Acara dialog ini berlangsung pada Kamis, 20 Juni 2024 pukul 19.00 WIB dan merupakan bagian dari serangkaian kegiatan “Building Bridges Initiative”. Dialog ini pertama kali diinisiasi oleh Loyola University Chicago pada tahun 2022, sebagai respons terhadap panggilan sinodal Paus untuk sinodalitas yang mempromosikan dialog lintas budaya dan lintas iman.

Mahasiswa dari berbagai universitas di Filipina, Australia, Selandia Baru, Taiwan, Korea Selatan, Jepang, dan Indonesia berkesempatan melakukan dialog dengan Bapa Suci. Paus juga menyambut partisipasi dari mahasiswa-mahasiswa dari Singapura, Timor Leste, dan Papua Nugini, negara-negara yang akan dikunjunginya September mendatang.

Persiapan audiensi dengan Paus Fransiskus dilakukan selama satu bulan. Indonesia masuk dalam satu regio bersama dengan Timor Leste dan Singapura. Dua mahasiswa di regio ini diwakili oleh Maria Anita (Magister Psikologi USD) dan Helen Vyanessa Ribca Oroh (Mekatronika ATMI Surakarta). Dalam persiapan audiensi ini, keduanya dibimbing para fasilitator Indonesia, yaitu Romo Heri Setyawan, SJ, (dosen Sejarah USD) dan Romo Lucianus Suharjanto, SJ (dosen Pendidikan Bahasa Inggris USD).

Dalam kesempatan audiensi bersama Paus Fransiskus pada Kamis yang lalu, Maria Anita menyampaikan masalah interfaith relationship dan mental health yang saat ini makin marak terjadi di Indonesia.

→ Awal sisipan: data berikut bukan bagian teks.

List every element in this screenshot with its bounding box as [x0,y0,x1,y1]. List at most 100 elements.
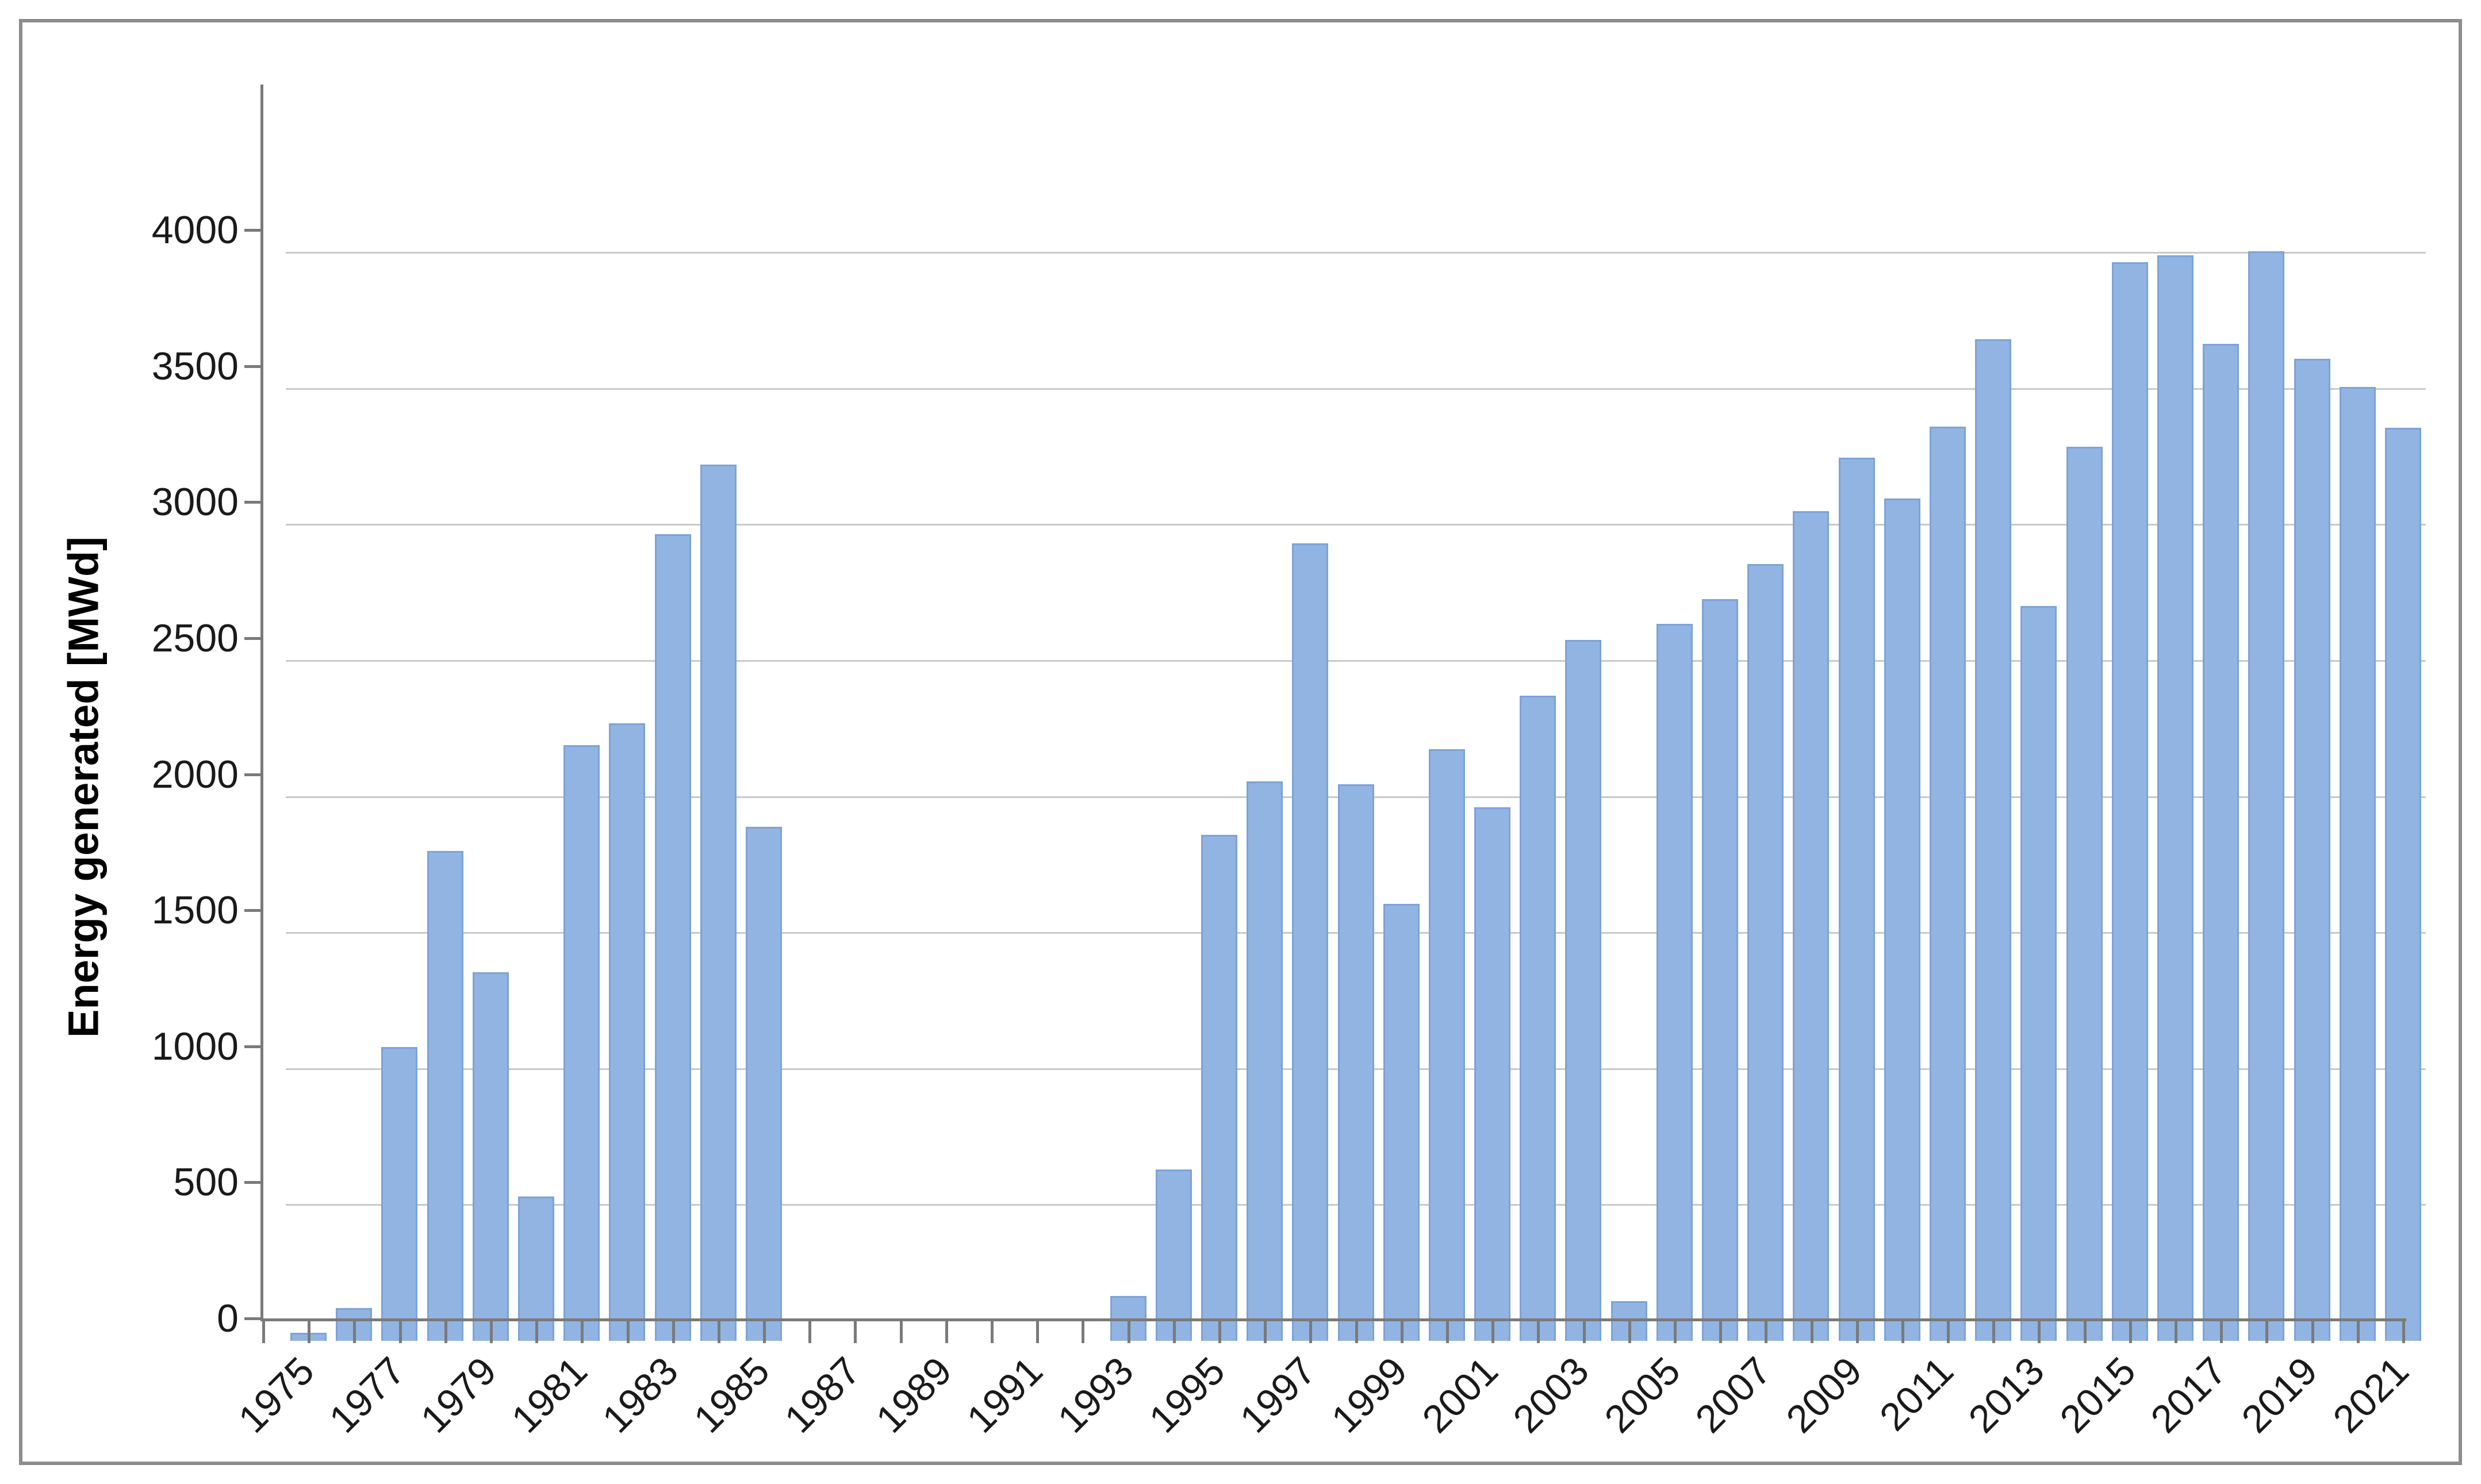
y-tick-2500 [244,636,260,640]
x-tick-label-text-1975: 1975 [230,1348,323,1441]
bar-1979 [472,972,509,1341]
x-tick-34 [1810,1321,1813,1343]
bar-2018 [2248,251,2285,1341]
bar-1982 [609,723,646,1341]
gridline-2500 [286,659,2426,662]
bar-1995 [1201,835,1237,1341]
bar-1977 [381,1047,418,1341]
x-tick-47 [2402,1321,2405,1343]
y-tick-label-1000: 1000 [151,1024,239,1068]
x-tick-44 [2265,1321,2269,1343]
y-tick-0 [244,1317,260,1320]
y-tick-1000 [244,1045,260,1048]
x-tick-5 [489,1321,493,1343]
x-tick-32 [1719,1321,1723,1343]
x-tick-40 [2083,1321,2087,1343]
bar-2021 [2384,428,2421,1341]
x-tick-label-text-2021: 2021 [2324,1348,2417,1441]
x-tick-2 [353,1321,356,1343]
x-tick-label-text-1993: 1993 [1049,1348,1142,1441]
bar-2013 [2020,606,2057,1341]
x-tick-7 [581,1321,584,1343]
x-tick-0 [262,1321,265,1343]
bar-1994 [1155,1169,1192,1341]
x-tick-36 [1901,1321,1904,1343]
x-tick-17 [1036,1321,1040,1343]
x-tick-9 [672,1321,675,1343]
y-tick-label-0: 0 [217,1297,239,1340]
x-tick-11 [763,1321,766,1343]
bar-1999 [1383,904,1420,1341]
bar-2011 [1929,427,1966,1341]
y-tick-label-4000: 4000 [151,208,239,252]
x-tick-37 [1947,1321,1950,1343]
x-tick-label-text-2013: 2013 [1960,1348,2053,1441]
bar-2008 [1793,511,1830,1341]
x-tick-label-text-2005: 2005 [1596,1348,1689,1441]
y-tick-label-3500: 3500 [151,344,239,388]
x-tick-35 [1855,1321,1859,1343]
x-tick-label-text-2001: 2001 [1414,1348,1506,1441]
x-tick-label-text-1983: 1983 [594,1348,687,1441]
bar-2015 [2111,262,2148,1341]
x-tick-38 [1992,1321,1996,1343]
y-tick-4000 [244,229,260,232]
y-tick-1500 [244,909,260,912]
bar-2003 [1565,640,1602,1341]
x-tick-label-text-1979: 1979 [412,1348,505,1441]
bar-1998 [1337,784,1374,1341]
chart-frame: Energy generated [MWd] 0 500 1000 1500 2000 2… [19,19,2462,1465]
bar-2005 [1656,624,1693,1341]
bar-2017 [2203,344,2240,1341]
bar-1997 [1292,543,1329,1341]
gridline-3000 [286,524,2426,526]
y-tick-500 [244,1181,260,1184]
x-tick-label-text-2009: 2009 [1778,1348,1871,1441]
x-tick-label-text-1995: 1995 [1140,1348,1233,1441]
y-tick-label-500: 500 [173,1160,239,1205]
bar-1980 [518,1197,555,1341]
x-tick-label-text-2019: 2019 [2233,1348,2326,1441]
y-tick-3000 [244,501,260,504]
x-tick-43 [2220,1321,2223,1343]
bar-2000 [1428,749,1465,1341]
x-tick-42 [2175,1321,2178,1343]
x-tick-29 [1582,1321,1586,1343]
x-tick-28 [1537,1321,1540,1343]
x-tick-4 [444,1321,447,1343]
bar-2001 [1474,807,1511,1341]
x-tick-label-text-2003: 2003 [1505,1348,1598,1441]
bar-2006 [1702,599,1739,1341]
x-tick-6 [535,1321,539,1343]
x-axis-line [260,1318,2406,1321]
x-tick-24 [1355,1321,1358,1343]
x-tick-21 [1218,1321,1222,1343]
bar-2007 [1747,564,1784,1341]
x-tick-45 [2311,1321,2314,1343]
plot-area [286,107,2426,1341]
bar-1978 [427,851,463,1341]
x-tick-22 [1264,1321,1267,1343]
x-tick-8 [626,1321,630,1343]
x-tick-33 [1765,1321,1768,1343]
bar-1996 [1247,781,1283,1341]
x-tick-label-text-1991: 1991 [958,1348,1051,1441]
bar-2009 [1838,458,1875,1341]
x-tick-20 [1172,1321,1176,1343]
x-tick-3 [398,1321,402,1343]
y-tick-3500 [244,365,260,368]
x-tick-10 [717,1321,720,1343]
x-tick-label-text-2011: 2011 [1871,1348,1962,1440]
x-tick-13 [854,1321,857,1343]
bar-2020 [2339,387,2376,1341]
x-tick-label-text-1987: 1987 [776,1348,869,1441]
gridline-3500 [286,388,2426,390]
bar-2002 [1520,696,1556,1341]
x-tick-31 [1673,1321,1677,1343]
bar-1985 [746,827,782,1341]
x-tick-label-text-2017: 2017 [2142,1348,2235,1441]
x-tick-label-text-1997: 1997 [1232,1348,1325,1441]
y-axis-line [260,85,263,1321]
bar-2016 [2157,255,2194,1341]
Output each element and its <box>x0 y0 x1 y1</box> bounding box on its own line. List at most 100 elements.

”Generasi muda di Indonesia menghadapi dilema interfaith relationship, antara meninggalkan Gereja atau membangun keluarga dengan latar belakang agama berbeda. Oleh karenanya dibutuhkan bimbingan Gereja untuk pembentukan iman yang sesuai dengan perkembangan kehidupan dan konteks interfaith dan interreligious,” ungkapnya.

Sementara Helen Vyanessa Ribca Oroh menyampaikan keprihatinan bagaimana teknologi dan sosial media bisa menjadi tempat yang aman untuk berbagi dan saling mendukung dalam masyarakat.

“Orang muda mempunyai keprihatinan bagaimana membangun teknologi yang mampu mendorong mereka untuk tetap aktif dan bertumbuh dalam iman, di komunitas basis gereja yang terbuka. Selain itu orang muda berharap media sosial dapat menjadi wadah komunikasi antar masyarakat untuk membangun rasa kebersamaan dan menguatkan masyarakat,” tuturnya.

Maria dan Helen juga mengungkapkan keprihatinan tentang masalah kesehatan mental orang muda. Mereka berharap Gereja dapat merespons dan memberikan dukungan untuk menjaga kesehatan mental generasi muda.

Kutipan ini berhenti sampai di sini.